As mentioned, users dispose of several parameters to configure the environment creation process
and the attributes of the class itself. Instance parameters are passed as _kwargs_ to the environment class.

Inside these instance attributes, we should differentiate between the attributes managed by `plangym`, and
those that are specific to the `gym` library. `plangym` attributes characterize the envelope that wraps
the original `gym` environment, offering a standard interface among all the processes. `gym` attributes are
those not managed by `plangym` and are passed __directly__ to the `gym.make` method. 

The instance attributes (managed by `plangym`) common to all environment classes are: 
* `name`: Name of the environment. Follows standard gym syntax conventions.
* `frameskip`: Number of times an action will be applied for each ``dt``. When we __step__ the environment,
we take `dt` simulation steps, i.e., we evolve _dt_-times the environment (by applying an action) __in each__
step. Within __each__ simulation step `dt`, we apply the same action `frameskip` times. At the end
of the day, the environment will have evolved `dt * frameskip` times. 
* `autoreset`: Automatically reset the `plangym.environment` when the OpenAI environment returns ``end = True``.
* `wrappers`: Wrappers that will be applied to the underlying OpenAI environment. Every element
of the iterable can be either a class `gym.Wrapper` or a tuple containing ``(gym.Wrapper, kwargs)``.
* `delay_setup`: If ``True``, `plangym` does not initialize the class `gym.environment`and
waits for ``setup`` to be called later. Deferring the environment instantiation gives the users
the option to create it in external processes or when demanded. This fact allows sending `plangym.environment`
as serializable objects, leaving all the settings already defined and prepared for the user to
instantiate the environment when needed. 

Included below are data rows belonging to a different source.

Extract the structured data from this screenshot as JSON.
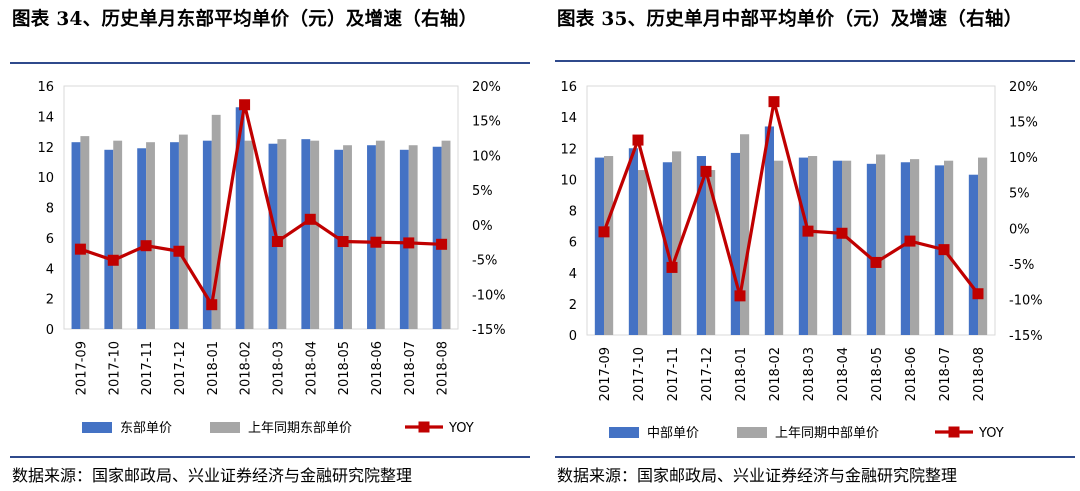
{
  "colors": {
    "bar_current": "#4472C4",
    "bar_prior": "#A6A6A6",
    "yoy_line": "#C00000",
    "rule": "#2f4a8c"
  },
  "charts": [
    {
      "title": "图表 34、历史单月东部平均单价（元）及增速（右轴）",
      "source": "数据来源：国家邮政局、兴业证券经济与金融研究院整理",
      "left_ticks": [
        "16",
        "14",
        "12",
        "10",
        "8",
        "6",
        "4",
        "2",
        "0"
      ],
      "right_ticks": [
        "20%",
        "15%",
        "10%",
        "5%",
        "0%",
        "-5%",
        "-10%",
        "-15%"
      ],
      "legend": {
        "current": "东部单价",
        "prior": "上年同期东部单价",
        "line": "YOY"
      }
    },
    {
      "title": "图表 35、历史单月中部平均单价（元）及增速（右轴）",
      "source": "数据来源：国家邮政局、兴业证券经济与金融研究院整理",
      "left_ticks": [
        "16",
        "14",
        "12",
        "10",
        "8",
        "6",
        "4",
        "2",
        "0"
      ],
      "right_ticks": [
        "20%",
        "15%",
        "10%",
        "5%",
        "0%",
        "-5%",
        "-10%",
        "-15%"
      ],
      "legend": {
        "current": "中部单价",
        "prior": "上年同期中部单价",
        "line": "YOY"
      }
    }
  ],
  "chart_data": [
    {
      "type": "bar",
      "title": "图表 34、历史单月东部平均单价（元）及增速（右轴）",
      "categories": [
        "2017-09",
        "2017-10",
        "2017-11",
        "2017-12",
        "2018-01",
        "2018-02",
        "2018-03",
        "2018-04",
        "2018-05",
        "2018-06",
        "2018-07",
        "2018-08"
      ],
      "ylim": [
        0,
        16
      ],
      "y2lim": [
        -15,
        20
      ],
      "series": [
        {
          "name": "东部单价",
          "type": "bar",
          "axis": "left",
          "values": [
            12.3,
            11.8,
            11.9,
            12.3,
            12.4,
            14.6,
            12.2,
            12.5,
            11.8,
            12.1,
            11.8,
            12.0
          ]
        },
        {
          "name": "上年同期东部单价",
          "type": "bar",
          "axis": "left",
          "values": [
            12.7,
            12.4,
            12.3,
            12.8,
            14.1,
            12.4,
            12.5,
            12.4,
            12.1,
            12.4,
            12.1,
            12.4
          ]
        },
        {
          "name": "YOY",
          "type": "line",
          "axis": "right",
          "unit": "%",
          "values": [
            -3.5,
            -5.1,
            -3.0,
            -3.8,
            -11.5,
            17.3,
            -2.4,
            0.8,
            -2.4,
            -2.5,
            -2.6,
            -2.8
          ]
        }
      ],
      "legend_position": "bottom"
    },
    {
      "type": "bar",
      "title": "图表 35、历史单月中部平均单价（元）及增速（右轴）",
      "categories": [
        "2017-09",
        "2017-10",
        "2017-11",
        "2017-12",
        "2018-01",
        "2018-02",
        "2018-03",
        "2018-04",
        "2018-05",
        "2018-06",
        "2018-07",
        "2018-08"
      ],
      "ylim": [
        0,
        16
      ],
      "y2lim": [
        -15,
        20
      ],
      "series": [
        {
          "name": "中部单价",
          "type": "bar",
          "axis": "left",
          "values": [
            11.4,
            12.0,
            11.1,
            11.5,
            11.7,
            13.4,
            11.4,
            11.2,
            11.0,
            11.1,
            10.9,
            10.3
          ]
        },
        {
          "name": "上年同期中部单价",
          "type": "bar",
          "axis": "left",
          "values": [
            11.5,
            10.6,
            11.8,
            10.6,
            12.9,
            11.2,
            11.5,
            11.2,
            11.6,
            11.3,
            11.2,
            11.4
          ]
        },
        {
          "name": "YOY",
          "type": "line",
          "axis": "right",
          "unit": "%",
          "values": [
            -0.5,
            12.4,
            -5.5,
            8.0,
            -9.5,
            17.8,
            -0.4,
            -0.7,
            -4.8,
            -1.8,
            -3.0,
            -9.2
          ]
        }
      ],
      "legend_position": "bottom"
    }
  ]
}
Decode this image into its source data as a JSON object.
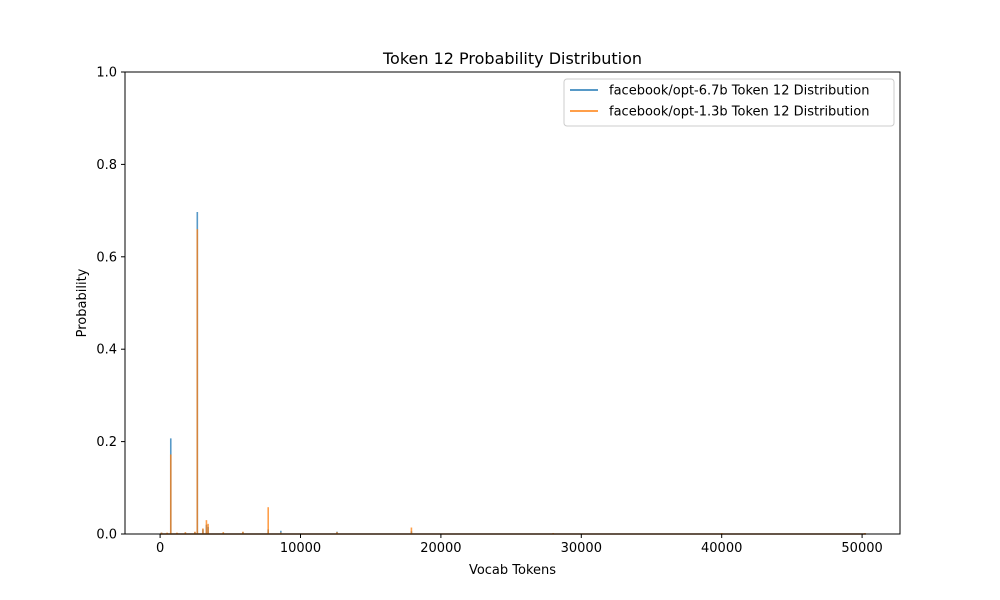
{
  "chart_data": {
    "type": "line",
    "title": "Token 12 Probability Distribution",
    "xlabel": "Vocab Tokens",
    "ylabel": "Probability",
    "xlim": [
      -2500,
      52700
    ],
    "ylim": [
      0,
      1.0
    ],
    "xticks": [
      0,
      10000,
      20000,
      30000,
      40000,
      50000
    ],
    "yticks": [
      0.0,
      0.2,
      0.4,
      0.6,
      0.8,
      1.0
    ],
    "grid": false,
    "legend_position": "top-right",
    "vocab_size": 50272,
    "series": [
      {
        "name": "facebook/opt-6.7b Token 12 Distribution",
        "color": "#1f77b4",
        "alpha": 0.75,
        "spikes": [
          {
            "x": 100,
            "y": 0.003
          },
          {
            "x": 500,
            "y": 0.002
          },
          {
            "x": 760,
            "y": 0.207
          },
          {
            "x": 1200,
            "y": 0.002
          },
          {
            "x": 1800,
            "y": 0.003
          },
          {
            "x": 2480,
            "y": 0.004
          },
          {
            "x": 2650,
            "y": 0.697
          },
          {
            "x": 3050,
            "y": 0.01
          },
          {
            "x": 3300,
            "y": 0.02
          },
          {
            "x": 3420,
            "y": 0.015
          },
          {
            "x": 4500,
            "y": 0.003
          },
          {
            "x": 5900,
            "y": 0.004
          },
          {
            "x": 7700,
            "y": 0.01
          },
          {
            "x": 8600,
            "y": 0.007
          },
          {
            "x": 12600,
            "y": 0.005
          },
          {
            "x": 17900,
            "y": 0.006
          },
          {
            "x": 28000,
            "y": 0.002
          },
          {
            "x": 40000,
            "y": 0.002
          },
          {
            "x": 50200,
            "y": 0.002
          }
        ]
      },
      {
        "name": "facebook/opt-1.3b Token 12 Distribution",
        "color": "#ff7f0e",
        "alpha": 0.75,
        "spikes": [
          {
            "x": 100,
            "y": 0.003
          },
          {
            "x": 500,
            "y": 0.003
          },
          {
            "x": 760,
            "y": 0.172
          },
          {
            "x": 1200,
            "y": 0.003
          },
          {
            "x": 1800,
            "y": 0.004
          },
          {
            "x": 2480,
            "y": 0.005
          },
          {
            "x": 2650,
            "y": 0.66
          },
          {
            "x": 3050,
            "y": 0.012
          },
          {
            "x": 3300,
            "y": 0.03
          },
          {
            "x": 3420,
            "y": 0.022
          },
          {
            "x": 4500,
            "y": 0.004
          },
          {
            "x": 5900,
            "y": 0.005
          },
          {
            "x": 7700,
            "y": 0.058
          },
          {
            "x": 8600,
            "y": 0.003
          },
          {
            "x": 12600,
            "y": 0.004
          },
          {
            "x": 17900,
            "y": 0.014
          },
          {
            "x": 28000,
            "y": 0.002
          },
          {
            "x": 40000,
            "y": 0.002
          },
          {
            "x": 50200,
            "y": 0.002
          }
        ]
      }
    ]
  }
}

* `remove_time_limit`: If `True`, remove the time limit from the environment.
* `render_mode`: Select how the environment and the observations are represented. Options to be
selected are `[None, "human", "rgb_aray"]`.

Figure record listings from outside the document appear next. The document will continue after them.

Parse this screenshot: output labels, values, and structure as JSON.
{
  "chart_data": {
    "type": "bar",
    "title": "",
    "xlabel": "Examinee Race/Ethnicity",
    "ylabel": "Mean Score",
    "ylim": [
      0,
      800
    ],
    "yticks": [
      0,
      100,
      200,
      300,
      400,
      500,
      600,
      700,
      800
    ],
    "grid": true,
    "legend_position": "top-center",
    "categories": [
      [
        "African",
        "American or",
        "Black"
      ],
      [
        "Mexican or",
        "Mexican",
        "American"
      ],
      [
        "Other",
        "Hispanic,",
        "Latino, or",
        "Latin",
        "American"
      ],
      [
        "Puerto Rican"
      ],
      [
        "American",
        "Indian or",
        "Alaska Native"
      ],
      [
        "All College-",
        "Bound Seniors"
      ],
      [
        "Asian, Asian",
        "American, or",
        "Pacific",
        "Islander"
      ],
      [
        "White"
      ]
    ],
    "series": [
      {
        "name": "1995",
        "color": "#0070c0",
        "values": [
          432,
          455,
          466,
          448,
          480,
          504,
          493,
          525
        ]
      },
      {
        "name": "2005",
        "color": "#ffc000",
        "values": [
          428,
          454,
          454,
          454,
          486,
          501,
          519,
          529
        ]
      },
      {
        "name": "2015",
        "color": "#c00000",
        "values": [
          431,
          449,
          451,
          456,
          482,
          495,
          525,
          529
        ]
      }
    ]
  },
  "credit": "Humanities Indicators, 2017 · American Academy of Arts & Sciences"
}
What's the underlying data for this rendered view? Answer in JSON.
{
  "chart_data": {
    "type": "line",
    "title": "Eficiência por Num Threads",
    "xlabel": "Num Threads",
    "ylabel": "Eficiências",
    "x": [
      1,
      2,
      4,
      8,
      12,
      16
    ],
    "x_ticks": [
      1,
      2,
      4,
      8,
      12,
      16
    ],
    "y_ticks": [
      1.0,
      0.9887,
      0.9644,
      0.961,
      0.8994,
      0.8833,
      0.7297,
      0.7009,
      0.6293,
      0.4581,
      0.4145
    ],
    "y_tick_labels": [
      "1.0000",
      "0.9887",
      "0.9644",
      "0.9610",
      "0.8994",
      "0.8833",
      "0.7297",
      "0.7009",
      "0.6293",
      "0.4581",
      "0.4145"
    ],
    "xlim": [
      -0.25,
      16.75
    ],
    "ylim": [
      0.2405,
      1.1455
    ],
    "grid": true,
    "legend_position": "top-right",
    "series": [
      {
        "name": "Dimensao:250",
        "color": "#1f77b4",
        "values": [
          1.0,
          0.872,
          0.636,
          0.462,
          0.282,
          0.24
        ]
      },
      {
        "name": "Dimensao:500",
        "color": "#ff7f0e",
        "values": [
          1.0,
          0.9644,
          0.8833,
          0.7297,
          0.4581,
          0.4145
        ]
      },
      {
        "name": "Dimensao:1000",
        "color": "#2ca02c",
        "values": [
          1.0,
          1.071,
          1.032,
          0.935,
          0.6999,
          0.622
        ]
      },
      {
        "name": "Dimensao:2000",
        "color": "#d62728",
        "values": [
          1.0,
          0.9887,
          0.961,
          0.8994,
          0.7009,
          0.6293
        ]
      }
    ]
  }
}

* `episodic_life`: If `True`, `plangym` sends a terminal signal after loosing a life.
* `obs_type`: Define how `plangym` calculates the observations. Options to be selected
are `["coords", "rgb", "grayscale", None]`.
* `return_image`: If ``True``, 'plangym' adds an "rgb" key in the `info` dictionary returned by
`plangym.env.step` method. This key contains an RGB representation of the environment state.